Abstract:We introduce the Fast Free Memory method (FFM), a new fast method for the numerical evaluation of convolution products. Inheriting from the Fast Multipole Method, the FFM is a descent-only and kernel-independent algorithm. We give the complete algorithm and the relevant complexity analysis. While dense matrices arise normally in such computations, the linear storage complexity and the quasi-linear computational complexity enable the evaluation of convolution products featuring up to one billion entries. We show how we are able to solve complex scattering problems using Boundary Integral Equations with dozen of millions of unknowns. Our implementation is made freely available within the Gypsilab framework under the GPL 3.0 license.
What problem does this paper attempt to address?
The problem that this paper attempts to solve is: how to calculate convolution kernels efficiently, especially for matrix - vector multiplication problems involving a large number of nodes (such as hundreds of millions or billions of nodes). Traditional calculation methods face the problem of excessively high storage and calculation costs when dealing with large - scale data, which limits their application scale on personal computers and small servers. To solve this problem, the author introduced a new fast algorithm - the Fast Free Memory method (FFM), aiming to achieve efficient convolution kernel calculation with linear storage complexity and quasi - linear calculation complexity.
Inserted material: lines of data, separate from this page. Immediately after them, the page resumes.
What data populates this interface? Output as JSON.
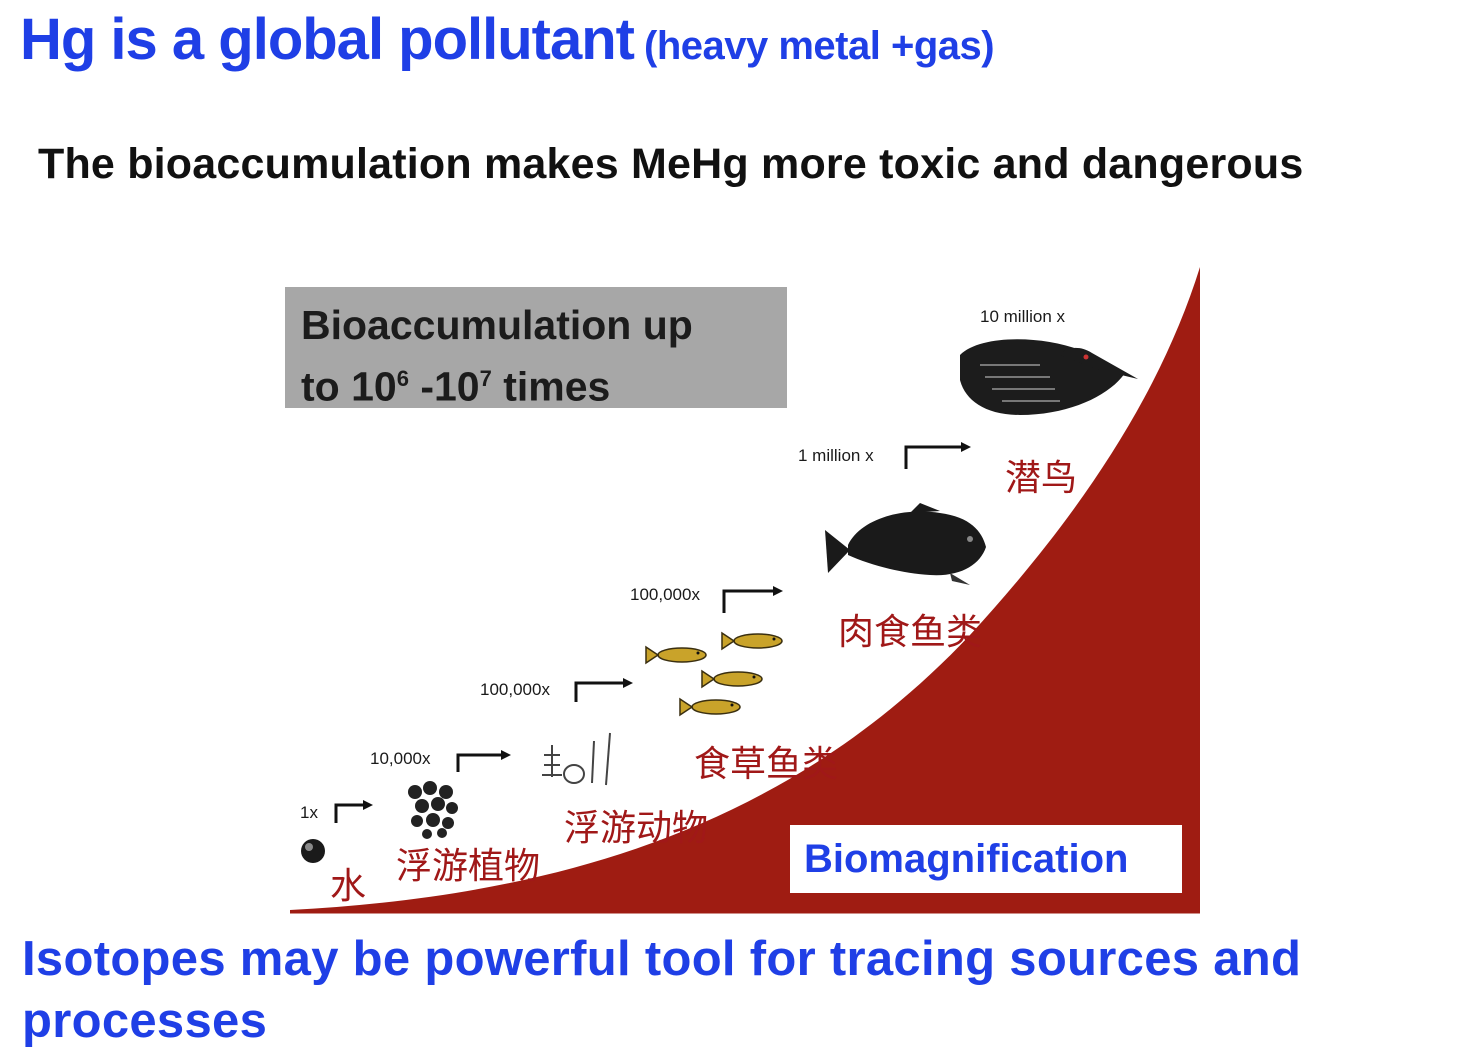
{
  "header": {
    "title": "Hg is a global pollutant",
    "title_paren": "(heavy metal +gas)",
    "subtitle": "The bioaccumulation makes MeHg more toxic and dangerous"
  },
  "figure": {
    "box_line1": "Bioaccumulation up",
    "box_line2_prefix": "to 10",
    "box_exp1": "6",
    "box_mid": " -10",
    "box_exp2": "7",
    "box_suffix": " times",
    "label_biomag": "Biomagnification",
    "levels": [
      {
        "factor": "1x",
        "organism": "水",
        "icon": "water-drop-icon"
      },
      {
        "factor": "10,000x",
        "organism": "浮游植物",
        "icon": "phytoplankton-icon"
      },
      {
        "factor": "100,000x",
        "organism": "浮游动物",
        "icon": "zooplankton-icon"
      },
      {
        "factor": "100,000x",
        "organism": "食草鱼类",
        "icon": "small-fish-icon"
      },
      {
        "factor": "1 million x",
        "organism": "肉食鱼类",
        "icon": "large-fish-icon"
      },
      {
        "factor": "10 million x",
        "organism": "潜鸟",
        "icon": "loon-bird-icon"
      }
    ],
    "colors": {
      "curve_fill": "#9f1c12",
      "accent_blue": "#1f3fe6",
      "box_gray": "#a7a7a7",
      "cn_label": "#a01818"
    }
  },
  "footer": {
    "text": "Isotopes may be powerful tool for tracing sources and processes"
  }
}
### Specific problem description
1. **Limitations of traditional methods**:
- Traditional methods such as directly calculating convolution kernels will lead to dense matrices, and the storage and calculation costs increase quadratically with the number of nodes.
- Even when using acceleration methods (such as the Fast Multipole Method, FMM), these methods usually depend on specific kernel functions and are not effective when dealing with high - frequency oscillating kernels.
2. **Goals of FFM**:
- **Reduce storage requirements**: Through linear storage complexity, it is possible to handle large - scale matrix - vector multiplications containing billions of nodes even on laboratory - level servers.
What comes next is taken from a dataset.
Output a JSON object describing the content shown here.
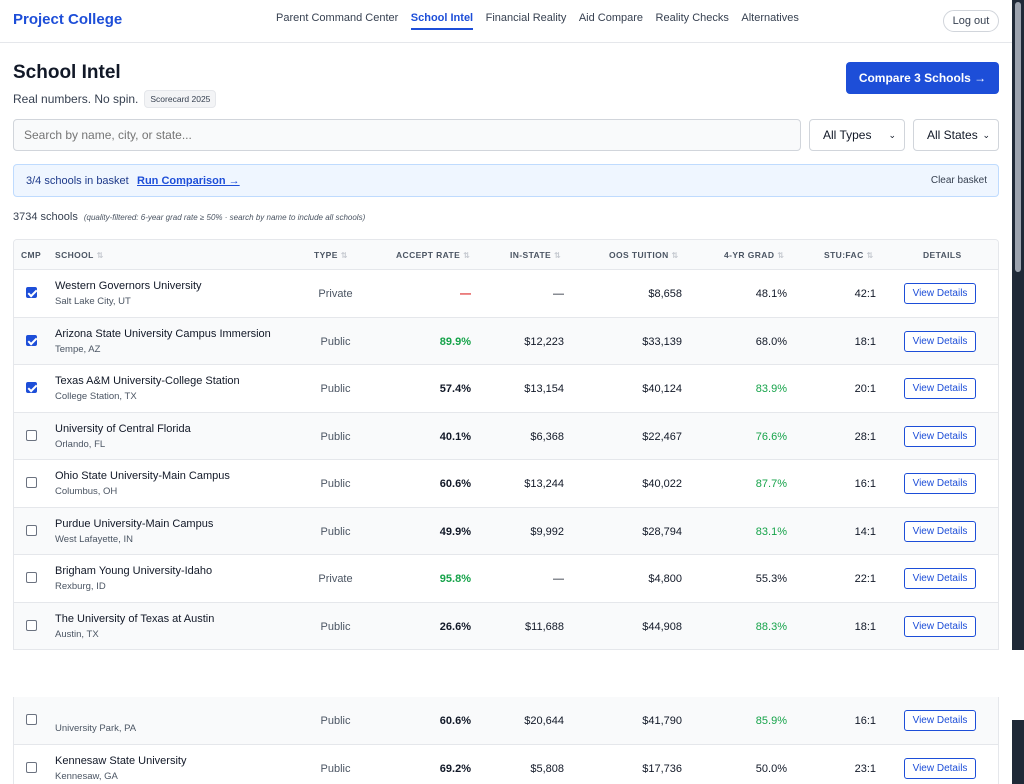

- **Improve calculation efficiency**: Through quasi - linear calculation complexity, the calculation time is significantly reduced, making it possible to handle large - scale problems.
- **Generality**: FFM is an algorithm independent of kernel functions and can be applied to various types of convolution kernels, including non - oscillating kernels and oscillating kernels (such as the Helmholtz Green kernel).
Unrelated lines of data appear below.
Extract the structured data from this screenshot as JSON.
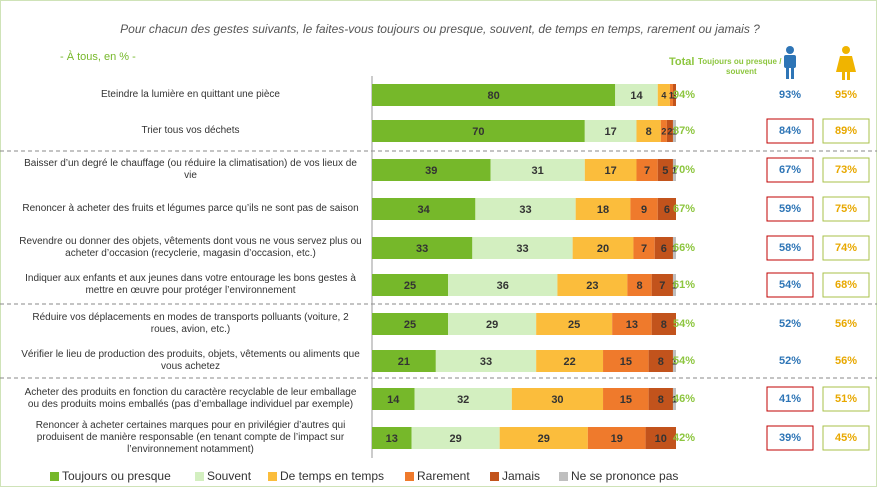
{
  "chart_data": {
    "type": "stacked-bar-horizontal",
    "title": "Pour chacun des gestes suivants,  le faites-vous toujours ou presque, souvent, de temps en temps, rarement ou jamais ?",
    "subtitle": "- À tous, en % -",
    "categories": [
      "Eteindre la lumière en quittant une pièce",
      "Trier tous vos déchets",
      "Baisser d’un degré le chauffage (ou réduire la climatisation) de vos lieux de vie",
      "Renoncer à acheter des fruits et légumes parce qu’ils ne sont pas de saison",
      "Revendre ou donner des objets, vêtements dont vous ne vous servez plus ou acheter d’occasion (recyclerie, magasin d’occasion, etc.)",
      "Indiquer aux enfants et aux jeunes dans votre entourage les bons gestes à mettre en œuvre pour protéger l’environnement",
      "Réduire vos déplacements en modes de transports polluants (voiture, 2 roues, avion, etc.)",
      "Vérifier le lieu de production  des produits, objets, vêtements ou aliments que vous achetez",
      "Acheter des produits en fonction du caractère recyclable de leur emballage ou des produits  moins emballés (pas d’emballage individuel par exemple)",
      "Renoncer à acheter certaines marques pour en privilégier d’autres qui produisent de manière responsable (en tenant compte de l’impact sur l’environnement notamment)"
    ],
    "xlim": [
      0,
      100
    ],
    "series": [
      {
        "name": "Toujours ou presque",
        "color": "#76b82a",
        "values": [
          80,
          70,
          39,
          34,
          33,
          25,
          25,
          21,
          14,
          13
        ]
      },
      {
        "name": "Souvent",
        "color": "#d3efc0",
        "values": [
          14,
          17,
          31,
          33,
          33,
          36,
          29,
          33,
          32,
          29
        ]
      },
      {
        "name": "De temps en temps",
        "color": "#fbbd3c",
        "values": [
          4,
          8,
          17,
          18,
          20,
          23,
          25,
          22,
          30,
          29
        ]
      },
      {
        "name": "Rarement",
        "color": "#ef7a2c",
        "values": [
          1,
          2,
          7,
          9,
          7,
          8,
          13,
          15,
          15,
          19
        ]
      },
      {
        "name": "Jamais",
        "color": "#c2531c",
        "values": [
          1,
          2,
          5,
          6,
          6,
          7,
          8,
          8,
          8,
          10
        ]
      },
      {
        "name": "Ne se prononce pas",
        "color": "#bfbfbf",
        "values": [
          0,
          1,
          1,
          0,
          1,
          1,
          0,
          1,
          1,
          0
        ]
      }
    ],
    "total_header": "Total",
    "total_subheader": "Toujours ou presque / souvent",
    "total": [
      "94%",
      "87%",
      "70%",
      "67%",
      "66%",
      "61%",
      "54%",
      "54%",
      "46%",
      "42%"
    ],
    "men": [
      "93%",
      "84%",
      "67%",
      "59%",
      "58%",
      "54%",
      "52%",
      "52%",
      "41%",
      "39%"
    ],
    "women": [
      "95%",
      "89%",
      "73%",
      "75%",
      "74%",
      "68%",
      "56%",
      "56%",
      "51%",
      "45%"
    ],
    "men_highlight": [
      false,
      true,
      true,
      true,
      true,
      true,
      false,
      false,
      true,
      true
    ],
    "women_highlight": [
      false,
      true,
      true,
      true,
      true,
      true,
      false,
      false,
      true,
      true
    ]
  }
}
### Overview of the solution
FFM combines the advantages of multiple existing methods, such as the spatial partitioning of the Fast Multipole Method (FMM), the compression techniques of Hierarchical Matrices (H - matrices), and the interpolation method of Sparse Sine - Cosine Decomposition (SCSD). Specifically:
- **Spatial partitioning**: FFM uses an octree for spatial partitioning to ensure that boxes at different levels have the same side length, thereby simplifying data interpolation.
- **Compression techniques**: For long - distance interactions, use low - rank approximation; for short - distance interactions, use dense matrix calculation.
- **Interpolation method**: Use Lagrange interpolation and Adaptive Cross Approximation (ACA) to compress the transfer matrix.
- **Handling oscillating kernels**: For oscillating kernels (such as the Helmholtz Green kernel), use Gegenbauer series expansion and Non - Uniform Fast Fourier Transform (NUFFT) to improve calculation efficiency.
Through these improvements, FFM can significantly reduce storage and calculation costs while ensuring accuracy, and is suitable for large - scale scientific computing tasks, such as solving boundary integral equations.
### Numerical experiment verification
In the paper, the effectiveness of FFM is verified through numerical experiments, demonstrating its superior performance under linear and quasi - linear complexity. For example, when dealing with the convolution kernel calculation containing one billion nodes, FFM can complete the calculation within four hours, and the required memory is only about 100GB.
In conclusion, the main contribution of this paper is to propose an efficient FFM algorithm, which solves the storage and calculation bottleneck problems in large - scale convolution kernel calculation, and provides a powerful tool for research in related fields.